While the Supreme Court decision lays down that no taxes ought to be recovered from the payer in case of non-deduction/deduction at lower rate, where the recipient has paid taxes on the amount received, it may not be feasible for the payer to satisfactorily prove that taxes have been paid by the recipient. It may so happen that the assessment of the recipient may not have happened till the time of recovery of taxes from the payer, and the tax authorities may deny the payer’s claim. A possible solution could be to track the tax payment details of the recipient based on the Permanent Account Number (PAN) of the recipient by the tax authorities themselves, rather than placing the onus on the payer of the sum. This seems fairly logical in the current era of e-filing. Also, the applicability of the court decision in cases where the recipient is exempt, or does not pay any taxes (on account of losses, deductions and so on), may be challenged by the tax authorities on the premise that no taxes have been paid by the recipient.
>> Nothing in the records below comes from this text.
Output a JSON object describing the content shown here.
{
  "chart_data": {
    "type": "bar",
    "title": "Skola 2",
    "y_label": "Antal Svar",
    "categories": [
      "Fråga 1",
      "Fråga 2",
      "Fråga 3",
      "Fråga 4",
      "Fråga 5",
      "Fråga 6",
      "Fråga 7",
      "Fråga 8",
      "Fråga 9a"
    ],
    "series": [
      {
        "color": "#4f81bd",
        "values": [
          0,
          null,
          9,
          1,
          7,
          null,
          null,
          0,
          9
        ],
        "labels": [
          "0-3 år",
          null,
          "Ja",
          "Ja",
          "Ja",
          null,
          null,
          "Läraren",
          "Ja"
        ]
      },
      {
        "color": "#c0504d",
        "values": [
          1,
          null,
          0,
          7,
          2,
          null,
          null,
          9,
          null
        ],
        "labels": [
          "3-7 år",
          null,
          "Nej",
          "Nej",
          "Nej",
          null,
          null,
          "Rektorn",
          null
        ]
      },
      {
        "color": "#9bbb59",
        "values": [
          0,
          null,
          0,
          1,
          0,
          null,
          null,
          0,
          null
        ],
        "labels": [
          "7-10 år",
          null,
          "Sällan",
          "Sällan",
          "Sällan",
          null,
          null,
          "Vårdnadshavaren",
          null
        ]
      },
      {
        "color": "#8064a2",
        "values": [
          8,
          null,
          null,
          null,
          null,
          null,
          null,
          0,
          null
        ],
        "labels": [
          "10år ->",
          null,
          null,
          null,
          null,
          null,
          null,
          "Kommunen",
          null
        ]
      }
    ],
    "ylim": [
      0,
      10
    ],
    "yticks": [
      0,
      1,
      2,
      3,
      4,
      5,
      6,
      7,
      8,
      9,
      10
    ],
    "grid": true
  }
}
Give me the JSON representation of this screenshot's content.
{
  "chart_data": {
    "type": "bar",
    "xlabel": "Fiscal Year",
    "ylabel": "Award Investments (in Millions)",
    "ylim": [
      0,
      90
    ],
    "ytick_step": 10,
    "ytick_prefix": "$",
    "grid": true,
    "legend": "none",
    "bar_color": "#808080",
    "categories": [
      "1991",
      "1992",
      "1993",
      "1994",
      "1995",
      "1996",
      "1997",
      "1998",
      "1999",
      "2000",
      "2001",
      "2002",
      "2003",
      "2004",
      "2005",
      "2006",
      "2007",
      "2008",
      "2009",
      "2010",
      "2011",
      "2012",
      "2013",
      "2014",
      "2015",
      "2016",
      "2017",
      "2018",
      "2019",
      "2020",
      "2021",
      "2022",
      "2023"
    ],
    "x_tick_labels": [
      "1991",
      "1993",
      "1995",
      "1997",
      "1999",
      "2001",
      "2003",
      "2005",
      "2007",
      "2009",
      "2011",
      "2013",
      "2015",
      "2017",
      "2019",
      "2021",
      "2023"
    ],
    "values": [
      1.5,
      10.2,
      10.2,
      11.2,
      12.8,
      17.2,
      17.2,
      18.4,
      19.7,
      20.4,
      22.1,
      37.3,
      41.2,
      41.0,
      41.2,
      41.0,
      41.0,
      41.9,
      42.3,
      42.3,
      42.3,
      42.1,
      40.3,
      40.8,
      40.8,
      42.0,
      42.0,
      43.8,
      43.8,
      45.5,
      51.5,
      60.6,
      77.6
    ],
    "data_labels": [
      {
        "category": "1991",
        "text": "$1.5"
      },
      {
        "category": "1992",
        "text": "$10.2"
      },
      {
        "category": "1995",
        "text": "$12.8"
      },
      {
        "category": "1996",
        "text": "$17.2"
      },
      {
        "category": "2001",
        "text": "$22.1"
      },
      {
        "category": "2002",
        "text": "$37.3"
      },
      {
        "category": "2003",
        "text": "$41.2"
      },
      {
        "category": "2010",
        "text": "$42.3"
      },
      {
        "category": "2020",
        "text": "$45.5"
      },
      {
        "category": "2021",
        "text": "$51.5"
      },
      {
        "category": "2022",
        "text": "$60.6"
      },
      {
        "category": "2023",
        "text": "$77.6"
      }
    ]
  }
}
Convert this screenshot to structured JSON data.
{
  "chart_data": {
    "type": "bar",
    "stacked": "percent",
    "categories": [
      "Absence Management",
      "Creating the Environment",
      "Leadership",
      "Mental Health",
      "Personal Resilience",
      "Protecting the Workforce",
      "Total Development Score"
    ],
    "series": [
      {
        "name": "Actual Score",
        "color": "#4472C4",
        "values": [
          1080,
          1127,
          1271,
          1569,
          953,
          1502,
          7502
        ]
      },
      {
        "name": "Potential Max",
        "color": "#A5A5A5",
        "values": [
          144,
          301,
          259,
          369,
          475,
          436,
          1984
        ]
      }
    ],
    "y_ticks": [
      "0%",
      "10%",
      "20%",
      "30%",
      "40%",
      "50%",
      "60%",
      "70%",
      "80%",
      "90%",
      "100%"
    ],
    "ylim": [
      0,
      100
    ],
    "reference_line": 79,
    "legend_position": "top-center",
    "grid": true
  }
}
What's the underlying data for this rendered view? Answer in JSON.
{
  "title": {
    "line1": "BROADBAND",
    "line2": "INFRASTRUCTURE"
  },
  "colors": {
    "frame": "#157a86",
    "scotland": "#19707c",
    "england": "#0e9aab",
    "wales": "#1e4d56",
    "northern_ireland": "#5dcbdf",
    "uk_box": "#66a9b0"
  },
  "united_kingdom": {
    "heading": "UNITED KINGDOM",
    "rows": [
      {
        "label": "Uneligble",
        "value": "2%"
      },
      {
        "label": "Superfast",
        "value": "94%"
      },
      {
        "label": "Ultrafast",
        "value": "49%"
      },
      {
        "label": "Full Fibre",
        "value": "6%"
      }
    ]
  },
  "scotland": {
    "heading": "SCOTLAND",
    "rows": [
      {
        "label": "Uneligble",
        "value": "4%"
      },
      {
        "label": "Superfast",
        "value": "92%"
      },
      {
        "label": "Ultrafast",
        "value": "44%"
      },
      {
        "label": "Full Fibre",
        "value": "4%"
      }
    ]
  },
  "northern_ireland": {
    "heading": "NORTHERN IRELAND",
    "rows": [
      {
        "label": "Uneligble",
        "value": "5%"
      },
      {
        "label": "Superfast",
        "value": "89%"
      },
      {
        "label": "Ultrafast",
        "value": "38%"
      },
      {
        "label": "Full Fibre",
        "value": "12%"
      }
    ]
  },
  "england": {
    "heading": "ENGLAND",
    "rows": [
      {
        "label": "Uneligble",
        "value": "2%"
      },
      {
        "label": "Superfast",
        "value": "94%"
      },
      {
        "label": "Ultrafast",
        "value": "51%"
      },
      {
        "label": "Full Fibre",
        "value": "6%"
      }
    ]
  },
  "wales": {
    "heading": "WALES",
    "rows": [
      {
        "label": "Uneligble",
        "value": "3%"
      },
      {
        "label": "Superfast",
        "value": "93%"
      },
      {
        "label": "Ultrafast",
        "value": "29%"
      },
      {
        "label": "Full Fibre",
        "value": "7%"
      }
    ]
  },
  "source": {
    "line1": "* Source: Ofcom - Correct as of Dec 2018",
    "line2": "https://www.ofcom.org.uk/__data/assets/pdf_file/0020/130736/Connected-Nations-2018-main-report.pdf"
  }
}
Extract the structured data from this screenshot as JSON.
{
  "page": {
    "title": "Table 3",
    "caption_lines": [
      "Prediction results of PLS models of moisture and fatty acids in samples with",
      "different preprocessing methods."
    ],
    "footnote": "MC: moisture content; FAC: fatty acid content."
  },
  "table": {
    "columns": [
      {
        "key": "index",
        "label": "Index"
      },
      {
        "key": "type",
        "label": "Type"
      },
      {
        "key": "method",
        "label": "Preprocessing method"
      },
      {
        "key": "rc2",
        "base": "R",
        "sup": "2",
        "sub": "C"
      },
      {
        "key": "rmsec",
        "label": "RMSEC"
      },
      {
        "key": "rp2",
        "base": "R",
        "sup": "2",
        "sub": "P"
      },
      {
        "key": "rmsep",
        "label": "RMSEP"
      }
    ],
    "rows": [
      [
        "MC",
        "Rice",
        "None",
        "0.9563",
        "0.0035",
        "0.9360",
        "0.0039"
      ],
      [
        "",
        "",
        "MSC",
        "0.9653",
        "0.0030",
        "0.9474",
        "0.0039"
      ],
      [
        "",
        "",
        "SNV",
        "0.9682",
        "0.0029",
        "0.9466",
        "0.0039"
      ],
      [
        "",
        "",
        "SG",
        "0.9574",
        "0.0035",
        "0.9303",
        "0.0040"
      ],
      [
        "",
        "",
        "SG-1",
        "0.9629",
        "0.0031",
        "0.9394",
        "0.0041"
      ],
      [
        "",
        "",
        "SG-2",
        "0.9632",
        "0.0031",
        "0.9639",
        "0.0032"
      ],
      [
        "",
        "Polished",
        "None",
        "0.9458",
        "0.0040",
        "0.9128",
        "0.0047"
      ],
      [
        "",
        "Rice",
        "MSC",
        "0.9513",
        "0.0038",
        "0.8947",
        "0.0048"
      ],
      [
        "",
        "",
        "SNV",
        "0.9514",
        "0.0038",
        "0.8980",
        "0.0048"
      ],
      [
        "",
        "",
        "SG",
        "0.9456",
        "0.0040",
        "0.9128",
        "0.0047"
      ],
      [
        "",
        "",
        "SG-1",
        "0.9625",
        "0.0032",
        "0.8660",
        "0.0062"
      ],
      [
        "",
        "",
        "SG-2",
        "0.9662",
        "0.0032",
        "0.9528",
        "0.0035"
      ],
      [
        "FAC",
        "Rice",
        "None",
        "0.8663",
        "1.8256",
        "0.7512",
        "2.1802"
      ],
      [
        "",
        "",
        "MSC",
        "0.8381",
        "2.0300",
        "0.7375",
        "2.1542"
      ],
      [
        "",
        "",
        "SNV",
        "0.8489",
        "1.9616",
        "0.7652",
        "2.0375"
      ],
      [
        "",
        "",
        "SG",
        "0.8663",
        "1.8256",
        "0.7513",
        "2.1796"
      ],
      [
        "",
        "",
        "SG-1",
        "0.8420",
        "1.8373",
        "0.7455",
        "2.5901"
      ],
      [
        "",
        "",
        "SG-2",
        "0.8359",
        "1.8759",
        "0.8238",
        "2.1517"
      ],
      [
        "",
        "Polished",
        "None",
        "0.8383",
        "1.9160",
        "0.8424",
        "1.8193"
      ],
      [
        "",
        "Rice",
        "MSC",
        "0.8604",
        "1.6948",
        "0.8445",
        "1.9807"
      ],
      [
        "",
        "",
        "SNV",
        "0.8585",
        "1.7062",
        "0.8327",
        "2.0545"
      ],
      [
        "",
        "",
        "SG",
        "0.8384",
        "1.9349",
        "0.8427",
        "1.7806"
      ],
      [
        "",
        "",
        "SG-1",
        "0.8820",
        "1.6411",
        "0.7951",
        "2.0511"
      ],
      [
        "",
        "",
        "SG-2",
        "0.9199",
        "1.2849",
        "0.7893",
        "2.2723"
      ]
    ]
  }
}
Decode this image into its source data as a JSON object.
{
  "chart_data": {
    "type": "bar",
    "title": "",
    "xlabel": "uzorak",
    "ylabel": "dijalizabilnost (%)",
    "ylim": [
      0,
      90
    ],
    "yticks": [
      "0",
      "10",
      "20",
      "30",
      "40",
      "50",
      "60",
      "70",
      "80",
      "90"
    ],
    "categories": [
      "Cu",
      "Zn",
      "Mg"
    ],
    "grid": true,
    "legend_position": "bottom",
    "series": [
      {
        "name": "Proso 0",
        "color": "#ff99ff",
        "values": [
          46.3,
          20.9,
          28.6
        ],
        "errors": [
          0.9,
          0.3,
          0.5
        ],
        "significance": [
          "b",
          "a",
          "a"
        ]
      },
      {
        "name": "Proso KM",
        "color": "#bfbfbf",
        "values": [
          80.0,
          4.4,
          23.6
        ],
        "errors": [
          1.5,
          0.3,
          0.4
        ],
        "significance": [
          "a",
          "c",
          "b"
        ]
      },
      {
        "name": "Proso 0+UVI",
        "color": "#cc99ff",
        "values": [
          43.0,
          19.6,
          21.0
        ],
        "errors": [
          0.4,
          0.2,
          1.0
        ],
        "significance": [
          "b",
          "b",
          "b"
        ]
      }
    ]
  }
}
It would be worthwhile for CBDT to clear the air on the above practical fronts, to avoid long-drawn litigation. Basically, especially in relation to domestic payments, CBDT should clarify that as long as the income is taxable and shown as such in the income of the recipient, TDS should not be recovered from the payers (even if the recipient may not be paying tax on account of losses, and so on). The rationale for this is that there are other remedies available to the tax department (interest and penal provisions), which it can initiate against the payer in any case.
As mentioned above, non- or short-deduction of tax at source triggers a disallowance, and the allowance of deduction is deferred to the year of payment of TDS.
In this context, an important dimension is that while no taxes have to be paid by the payer, the expenditure amount disallowed in the hands of the payer earlier would be lost forever. For, allowance of expenditure (which was earlier disallowed) is permissible in subsequent years, when the non-deducted taxes are paid by the payer. Now, based on the Supreme Court decision, there is no obligation on the payer to pay the non-deducted/ short-deducted tax amount as long as the same is paid by the recipient. Thus, in the absence of any tax being paid by the payer (because it is being paid by the recipient), the expenditure amount, which was earlier disallowed, would not be allowable in the hands of the payer.
Considering that the disallowance section is being introduced to plug revenue leakage, the allowance of expenditure in the hands of the payer merits consideration in a case where the taxes are being paid by the recipient. Drawing an analogy from the Supreme Court decision, CBDT should consider the allowability of sums earlier disallowed in the hands of the payer upon payment of taxes , not only by the payer, but by the recipient as well.
To sum up, the Supreme Court decision undoubtedly settles the position in respect of non-collection of taxes from the payer of the sums where the same has been paid by the recipient.
However, intervention by CBDT on clarifying the practical bottlenecks and consideration of allowability of expenditure earlier disallowed in the hands of the payer would go a long way in demystifying the entangled non-tax deductibility issues.